En août, le personnel du Business Desk de Le New York Times a reçu un e-mail de l’équipe Trust, les alertant qu’ils allaient déployer de nouvelles biographies de journalistes et leur demandant de soumettre une nouvelle page d’auteur pour eux-mêmes. « Nous voulons agir rapidement sur ce point », indique le courrier électronique interne, examiné par Salon de la vanité, États. « L’en-tête estime qu’il est particulièrement important de mettre en évidence l’aspect humain de notre travail alors que la désinformation et l’IA générative prolifèrent. »
« Les lecteurs ont tendance à rechercher des informations sur un journaliste dans les moments de doute ou d’agitation : lorsqu’ils rencontrent un point de vue qui ne leur plaît pas dans notre reportage, ou lorsqu’ils perçoivent une inexactitude ou un parti pris. Dans ces moments-là, les biographies peuvent jouer un rôle important en garantissant aux lecteurs que nous sommes impartiaux, attachés à un haut niveau d’intégrité et exempts de conflits d’intérêts », indique l’e-mail, ajoutant : « Les pages bios sont également très bien classées dans Google. .»
Le mandat s’est depuis étendu à plusieurs bureaux, m’a-t-on dit. L’idée derrière les « biographies améliorées », comme on les appelle, est de donner davantage de visage et de nom aux journalistes, afin de favoriser une plus grande confiance avec les lecteurs et, à mesure que de plus en plus d’informations ailleurs sont écrites par l’IA générative, de souligner le reporting du journal dirigé par l’homme. Parmi ceux qui arborent la page mise à jour se trouvent le directeur de la mode et le critique de mode en chef. Vanessa Friedmann; journaliste technique chevronné Mike Isaac; journaliste scientifique et de santé mondiale Apoorva Mandavilli; chroniqueur technique Kévin Roose; et journaliste économique Jeanna Smialek. La biographie améliorée contient quatre sections : ce que je couvre, mon parcours, l’éthique journalistique et me contacter. La section sur l’éthique journalistique semble être un élément clé, dans laquelle les membres du personnel expliquent comment la politique d’éthique du journal s’applique spécifiquement à leur secteur. «Je ne possède d’actions dans aucune des sociétés que je couvre», déclare Isaac, qui a écrit le livre sur l’ascension et la chute d’Uber. « Je ne participe pas à des conférences de presse sponsorisées par des entreprises ou des hôpitaux », note Mandavilli, qui écrit souvent sur les vaccins et les médicaments.
« Le passage au BIOS amélioré fait partie de notre mission plus large visant à être plus transparent. Une grande partie de la méfiance à l’égard des médias vient du fait qu’on ne sait pas comment fonctionne une salle de rédaction. Nous avons des règles et des pratiques », déclare Edmond Lee, rédacteur adjoint de l’équipe Trust. « Nos journalistes n’acceptent pas de cadeaux des personnes sur lesquelles ils écrivent. Ils n’investissent pas dans les entreprises sur lesquelles ils écrivent. Ils ne font pas campagne et ne donnent pas d’argent à des causes ou à des candidats politiques. Ils gardent l’esprit ouvert. Et il est maintenant plus important que jamais de mettre en valeur les personnes derrière notre travail alors que l’IA générative commence à s’infiltrer dans le paysage médiatique.

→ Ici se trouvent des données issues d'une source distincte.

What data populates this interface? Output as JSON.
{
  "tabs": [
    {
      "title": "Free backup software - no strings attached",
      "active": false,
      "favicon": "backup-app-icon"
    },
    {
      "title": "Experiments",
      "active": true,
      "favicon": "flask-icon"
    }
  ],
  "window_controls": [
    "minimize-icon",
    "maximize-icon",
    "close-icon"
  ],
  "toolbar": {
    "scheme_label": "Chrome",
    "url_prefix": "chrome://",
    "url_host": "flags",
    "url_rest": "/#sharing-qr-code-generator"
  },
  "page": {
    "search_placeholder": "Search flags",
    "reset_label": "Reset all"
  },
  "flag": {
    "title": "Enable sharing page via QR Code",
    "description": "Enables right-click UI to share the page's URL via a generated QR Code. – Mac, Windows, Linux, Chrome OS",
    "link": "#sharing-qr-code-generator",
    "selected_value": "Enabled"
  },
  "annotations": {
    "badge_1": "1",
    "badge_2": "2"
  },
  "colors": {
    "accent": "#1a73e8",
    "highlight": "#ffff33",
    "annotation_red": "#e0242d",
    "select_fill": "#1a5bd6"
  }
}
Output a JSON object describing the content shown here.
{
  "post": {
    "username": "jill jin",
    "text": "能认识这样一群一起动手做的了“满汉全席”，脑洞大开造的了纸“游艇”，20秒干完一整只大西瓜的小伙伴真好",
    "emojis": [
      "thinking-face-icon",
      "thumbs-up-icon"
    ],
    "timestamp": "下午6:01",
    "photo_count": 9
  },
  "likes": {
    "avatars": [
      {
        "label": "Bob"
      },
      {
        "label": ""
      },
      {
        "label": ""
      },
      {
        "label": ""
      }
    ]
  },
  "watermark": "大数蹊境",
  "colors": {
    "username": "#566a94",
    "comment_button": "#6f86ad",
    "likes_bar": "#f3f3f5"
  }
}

Cet effort intervient alors que le journal a passé l’été à s’inquiéter de l’IA, la direction avertissant directement certains chefs de bureau de l’insertion d’articles ou de rapports dans des modèles d’IA et en envoyant des notes internes détaillant leurs efforts pour aborder l’IA à la rédaction. Les biographies améliorées sont une extension des signatures améliorées que le journal a adoptées, qui, en plus de remplacer la ligne de date traditionnelle dans le rapport numérique, mettent en évidence tout autre détail pertinent sur le processus de reportage de cette histoire. Cela peut être, par exemple, la manière dont une histoire sur un tremblement de terre dévastateur a été rapportée « en conduisant sur la route d’Oulad Berhil à Marrakech au Maroc, en s’arrêtant en cours de route ».

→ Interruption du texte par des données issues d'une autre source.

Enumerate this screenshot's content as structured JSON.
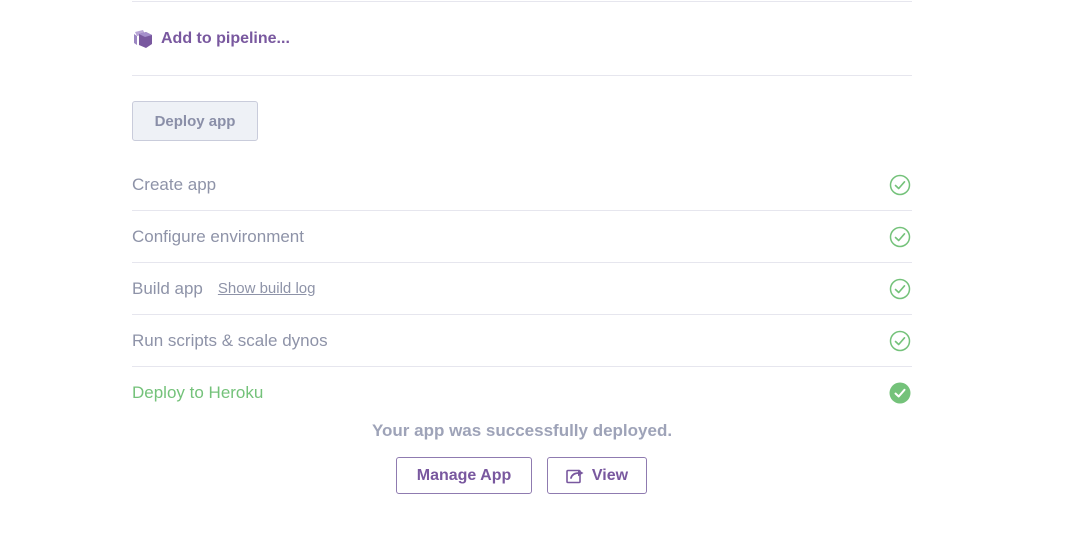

Il y a toujours eu une tension au sein Fois quand il s’agit de journalistes qui sont leur propre marque ; c’est un endroit où l’institution a toujours eu la priorité. Ces nouvelles biographies soulignant d’où viennent les journalistes ne constituent pas un bouleversement total. Mais il semble néanmoins reconnaître qu’à l’ère de l’IA, il est essentiel de faire connaître aux lecteurs les individus qui en font partie.